I remembered reading an article in one of Henry’s magazines about ‘Living in the Now’ – seizing the moment, appreciating the power of the present and various other gems of utter psycho-bollocks.  I was a world expert.

*****

I won that first game by a particularly pathetic three balls.

‘How long have we got?’ Lilith asked, before I even had time to gloat.

I glanced up at the clock over the bar.  After another four pints to follow the two I’d started with, and with attendant chasers, I needed to shut one eye and squint before the numbers would fall into focus.  ‘Half n’hour before Henry picks us up.’

‘Good.  Time for another game then.  See if I can beat you now I know what I’m doing.’

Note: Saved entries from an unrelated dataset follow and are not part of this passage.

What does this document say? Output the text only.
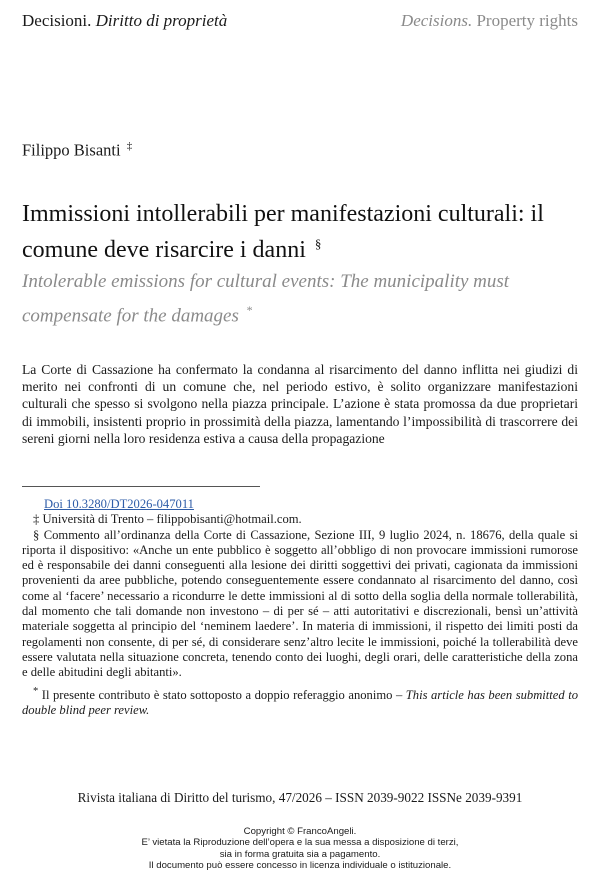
Decisioni. Diritto di proprietà	Decisions. Property rights
Filippo Bisanti ‡
Immissioni intollerabili per manifestazioni culturali: il comune deve risarcire i danni §
Intolerable emissions for cultural events: The municipality must compensate for the damages *

La Corte di Cassazione ha confermato la condanna al risarcimento del danno inflitta nei giudizi di merito nei confronti di un comune che, nel periodo estivo, è solito organizzare manifestazioni culturali che spesso si svolgono nella piazza principale. L’azione è stata promossa da due proprietari di immobili, insistenti proprio in prossimità della piazza, lamentando l’impossibilità di trascorrere dei sereni giorni nella loro residenza estiva a causa della propagazione

Doi 10.3280/DT2026-047011

‡ Università di Trento – filippobisanti@hotmail.com.

§ Commento all’ordinanza della Corte di Cassazione, Sezione III, 9 luglio 2024, n. 18676, della quale si riporta il dispositivo: «Anche un ente pubblico è soggetto all’obbligo di non provocare immissioni rumorose ed è responsabile dei danni conseguenti alla lesione dei diritti soggettivi dei privati, cagionata da immissioni provenienti da aree pubbliche, potendo conseguentemente essere condannato al risarcimento del danno, così come al ‘facere’ necessario a ricondurre le dette immissioni al di sotto della soglia della normale tollerabilità, dal momento che tali domande non investono – di per sé – atti autoritativi e discrezionali, bensì un’attività materiale soggetta al principio del ‘neminem laedere’. In materia di immissioni, il rispetto dei limiti posti da regolamenti non consente, di per sé, di considerare senz’altro lecite le immissioni, poiché la tollerabilità deve essere valutata nella situazione concreta, tenendo conto dei luoghi, degli orari, delle caratteristiche della zona e delle abitudini degli abitanti».

* Il presente contributo è stato sottoposto a doppio referaggio anonimo – This article has been submitted to double blind peer review.

Rivista italiana di Diritto del turismo, 47/2026 – ISSN 2039-9022 ISSNe 2039-9391
Copyright © FrancoAngeli.
E’ vietata la Riproduzione dell’opera e la sua messa a disposizione di terzi,
sia in forma gratuita sia a pagamento.
Il documento può essere concesso in licenza individuale o istituzionale.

‘In your dreams.’ I sounded more confident than I felt.

I was just about to break when the door to the bar-room shuddered open under the weight of a boot and the night went tits-up for the second time.

Lawson, Philly and Damo were Coyle’s three closest comrades.  If he wasn’t with them it meant that he was screwing one of the chambermaids from the holiday village, but it looked as though they’d been drinking at his filthy flat for most of the day as they staggered to the bar.

‘Do you want to leave?’  Lilith asked.

Part of me wanted to vanish like the Cheshire Cat, leaving nothing but a contented smile hovering over the pool table.  ‘Do you want to leave?  They’re going to be arseholes.  Especially Lawson there – likes to think he’s Coyle’s lieutenant.’